EMARKETER tech analyst Jacob Bourne told Business Insider that while Nvidia “delivered another blockbuster quarter,” investors are increasingly focused on whether physical constraints — including power availability, land, and grid access — may limit how quickly hyperscalers can turn GPU capacity into actual revenue.
‘Blackwell sales are off the charts’
During the earnings call, Nvidia reiterated that it has “half a trillion” in Blackwell and Rubin chip revenue on the books through 2026.
“We’ll probably be taking more orders,” said Colette Kress, Nvidia’s chief financial officer, noting that new customers — including Anthropic following its recent deal — would add demand. “There’s definitely an opportunity for us to have more on top of the $500 billion that we announced,” she added.
CEO Jensen Huang revealed at Nvidia’s October GTC conference that the company has $500 billion worth of AI-chip orders booked for 2025 and 2026, including orders for Blackwell, its most powerful chip, and Rubin, which is set to surpass it when it launches next year.
“Blackwell sales are off the charts, and cloud GPUs are sold out,” Huang said in Nvidia’s earnings release.
Jefferies’ analysts said that Nvidia’s Blackwell GB300 GPU sales, which accounted for two-thirds of Blackwell sales, were “very strong.”
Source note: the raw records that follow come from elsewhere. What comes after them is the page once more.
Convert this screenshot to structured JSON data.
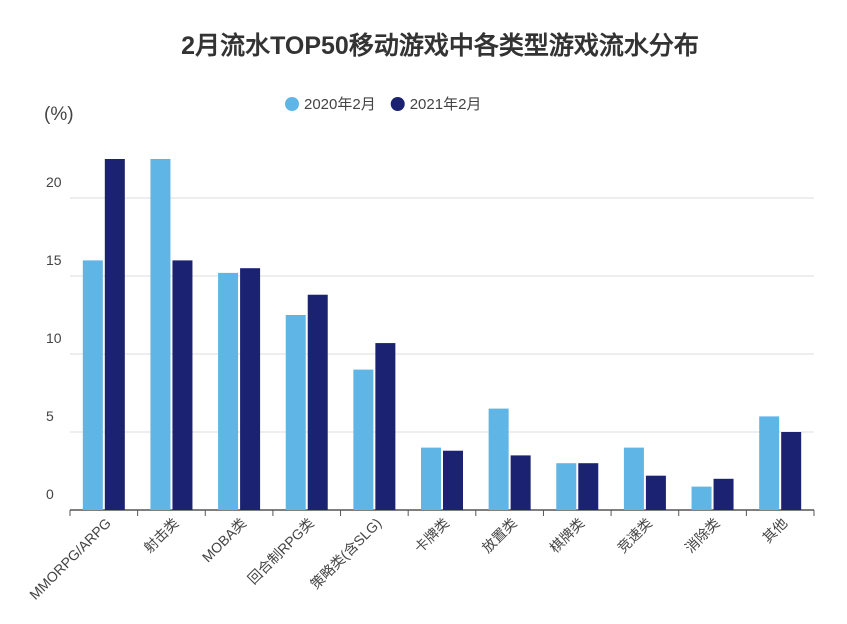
{
  "chart_data": {
    "type": "bar",
    "title": "2月流水TOP50移动游戏中各类型游戏流水分布",
    "y_label": "(%)",
    "categories": [
      "MMORPG/ARPG",
      "射击类",
      "MOBA类",
      "回合制RPG类",
      "策略类(含SLG)",
      "卡牌类",
      "放置类",
      "棋牌类",
      "竞速类",
      "消除类",
      "其他"
    ],
    "series": [
      {
        "name": "2020年2月",
        "color": "#5fb5e5",
        "values": [
          16.0,
          22.5,
          15.2,
          12.5,
          9.0,
          4.0,
          6.5,
          3.0,
          4.0,
          1.5,
          6.0
        ]
      },
      {
        "name": "2021年2月",
        "color": "#1a2271",
        "values": [
          22.5,
          16.0,
          15.5,
          13.8,
          10.7,
          3.8,
          3.5,
          3.0,
          2.2,
          2.0,
          5.0
        ]
      }
    ],
    "ylim": [
      0,
      25
    ],
    "yticks": [
      0,
      5,
      10,
      15,
      20
    ],
    "grid": true,
    "legend": "top"
  }
}
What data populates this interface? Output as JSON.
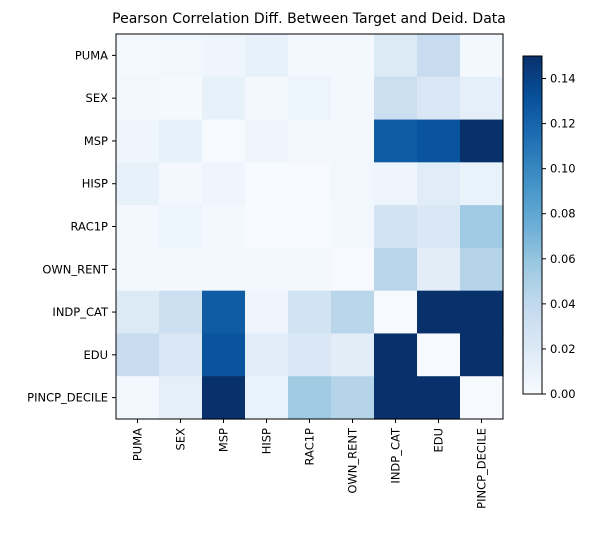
{
  "chart_data": {
    "type": "heatmap",
    "title": "Pearson Correlation Diff. Between Target and Deid. Data",
    "xlabel": "",
    "ylabel": "",
    "rows": [
      "PUMA",
      "SEX",
      "MSP",
      "HISP",
      "RAC1P",
      "OWN_RENT",
      "INDP_CAT",
      "EDU",
      "PINCP_DECILE"
    ],
    "cols": [
      "PUMA",
      "SEX",
      "MSP",
      "HISP",
      "RAC1P",
      "OWN_RENT",
      "INDP_CAT",
      "EDU",
      "PINCP_DECILE"
    ],
    "values": [
      [
        0.002,
        0.005,
        0.007,
        0.012,
        0.004,
        0.004,
        0.02,
        0.036,
        0.003
      ],
      [
        0.005,
        0.002,
        0.012,
        0.004,
        0.008,
        0.003,
        0.033,
        0.023,
        0.014
      ],
      [
        0.007,
        0.012,
        0.001,
        0.007,
        0.003,
        0.003,
        0.125,
        0.13,
        0.15
      ],
      [
        0.012,
        0.004,
        0.007,
        0.001,
        0.001,
        0.005,
        0.007,
        0.017,
        0.011
      ],
      [
        0.004,
        0.008,
        0.003,
        0.001,
        0.001,
        0.003,
        0.028,
        0.022,
        0.055
      ],
      [
        0.004,
        0.003,
        0.003,
        0.005,
        0.003,
        0.001,
        0.044,
        0.016,
        0.045
      ],
      [
        0.02,
        0.033,
        0.125,
        0.007,
        0.028,
        0.044,
        0.001,
        0.15,
        0.15
      ],
      [
        0.036,
        0.023,
        0.13,
        0.017,
        0.022,
        0.016,
        0.15,
        0.001,
        0.15
      ],
      [
        0.003,
        0.014,
        0.15,
        0.011,
        0.055,
        0.045,
        0.15,
        0.15,
        0.001
      ]
    ],
    "vmin": 0.0,
    "vmax": 0.15,
    "colormap": "Blues",
    "colorbar_ticks": [
      "0.00",
      "0.02",
      "0.04",
      "0.06",
      "0.08",
      "0.10",
      "0.12",
      "0.14"
    ],
    "colorbar_tick_values": [
      0.0,
      0.02,
      0.04,
      0.06,
      0.08,
      0.1,
      0.12,
      0.14
    ],
    "grid": false
  }
}
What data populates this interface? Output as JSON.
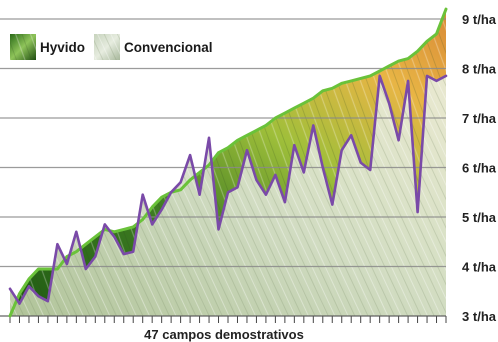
{
  "chart_data": {
    "type": "line",
    "xlabel": "47 campos demostrativos",
    "ylabel": "",
    "ylim": [
      3,
      9.2
    ],
    "yticks": [
      {
        "value": 3,
        "label": "3 t/ha"
      },
      {
        "value": 4,
        "label": "4 t/ha"
      },
      {
        "value": 5,
        "label": "5 t/ha"
      },
      {
        "value": 6,
        "label": "6 t/ha"
      },
      {
        "value": 7,
        "label": "7 t/ha"
      },
      {
        "value": 8,
        "label": "8 t/ha"
      },
      {
        "value": 9,
        "label": "9 t/ha"
      }
    ],
    "grid": true,
    "legend": "top-left",
    "x_count": 47,
    "series": [
      {
        "name": "Hyvido",
        "color": "#6ac23a",
        "values": [
          3.0,
          3.45,
          3.75,
          3.95,
          3.95,
          3.95,
          4.2,
          4.3,
          4.45,
          4.6,
          4.75,
          4.7,
          4.75,
          4.8,
          4.95,
          5.2,
          5.4,
          5.5,
          5.55,
          5.75,
          5.9,
          6.05,
          6.3,
          6.4,
          6.55,
          6.65,
          6.75,
          6.85,
          7.0,
          7.1,
          7.2,
          7.3,
          7.4,
          7.55,
          7.6,
          7.7,
          7.75,
          7.8,
          7.85,
          7.95,
          8.05,
          8.15,
          8.2,
          8.35,
          8.55,
          8.7,
          9.2
        ]
      },
      {
        "name": "Convencional",
        "color": "#7a4aa8",
        "values": [
          3.55,
          3.25,
          3.6,
          3.4,
          3.3,
          4.45,
          4.05,
          4.7,
          3.95,
          4.2,
          4.85,
          4.6,
          4.25,
          4.3,
          5.45,
          4.85,
          5.15,
          5.5,
          5.7,
          6.25,
          5.45,
          6.6,
          4.75,
          5.5,
          5.6,
          6.35,
          5.75,
          5.45,
          5.85,
          5.3,
          6.45,
          5.9,
          6.85,
          6.0,
          5.25,
          6.35,
          6.65,
          6.1,
          5.95,
          7.85,
          7.3,
          6.55,
          7.75,
          5.1,
          7.85,
          7.75,
          7.85
        ]
      }
    ]
  }
}
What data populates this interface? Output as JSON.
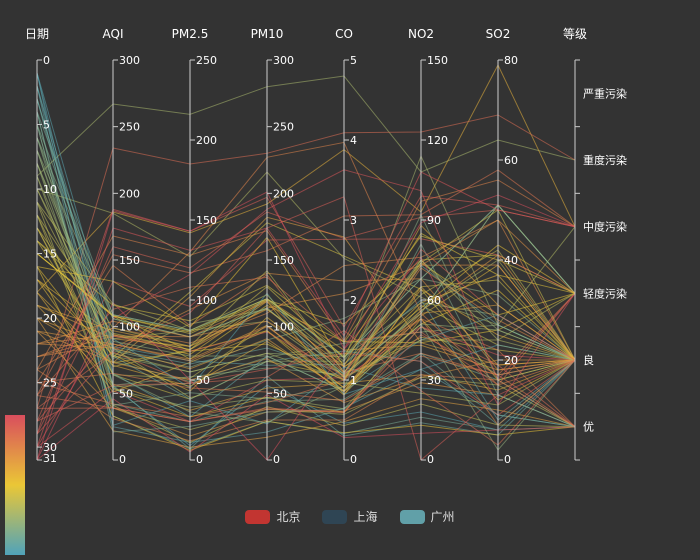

“Nvidia answered the bell with GB300 shipments driving healthy upside to estimates,” they wrote. They said that Nvidia’s results “should help steady the ship” for AI stocks into the end of the year.
“Commentary around cloud service providers being sold out across the board and full utilization for Blackwell, Hopper, and even Ampere should help put the useful life conversation to bed,” the analysts added.
The AI bubble chatter
The Nvidia CEO kicked off his remarks on Wednesday by taking aim at the “AI bubble” chatter.
“There’s been a lot of talk about an AI bubble,” said Huang, who is a longtime AI bull. “From our vantage point, we see something very different. As a reminder, Nvidia is unlike any other accelerator. We excel at every phase of AI, from pre-training and post-training to inference.”
Some tech leaders have been warning that AI may be in bubble territory.
Microsoft cofounder Bill Gates said in October that the market could be in the middle of an AI bubble.
“The value is extremely high, just like creating the internet ended up being, in net, very valuable,” Gates said in an appearance on CNBC’s “Squawk Box”. “But you have a frenzy. And some of these companies will be glad they spent all this money. Some of them, you know, they’ll commit to data centers whose electricity is too expensive.”
“There are a ton of these investments that will be dead ends,” he added.
Michael Burry, the contrarian investor who called and profited from the 2008 financial crisis, has also been warning about AI market mania — and betting against Nvidia.
Others, like Huang, have pushed back on the AI bubble narrative.
Former Google CEO Eric Schmidt said in July that the AI frenzy may resemble a bubble, but that doesn’t mean it is one in reality.
“I think it’s unlikely, based on my experience, that this is a bubble,” Schmidt said during an appearance at the RAISE Summit in Paris. “It’s much more likely that you’re seeing a whole new industrial structure.”
Chris Beauchamp, chief market analyst at IG, said both sides of the debate could take something away from Nvidia’s earnings.
“Overall the bulls got what they wanted last night, while bearish investors (hello, Michael Burry) will still be able to argue that such exuberant spending will ultimately end in tears,” he said.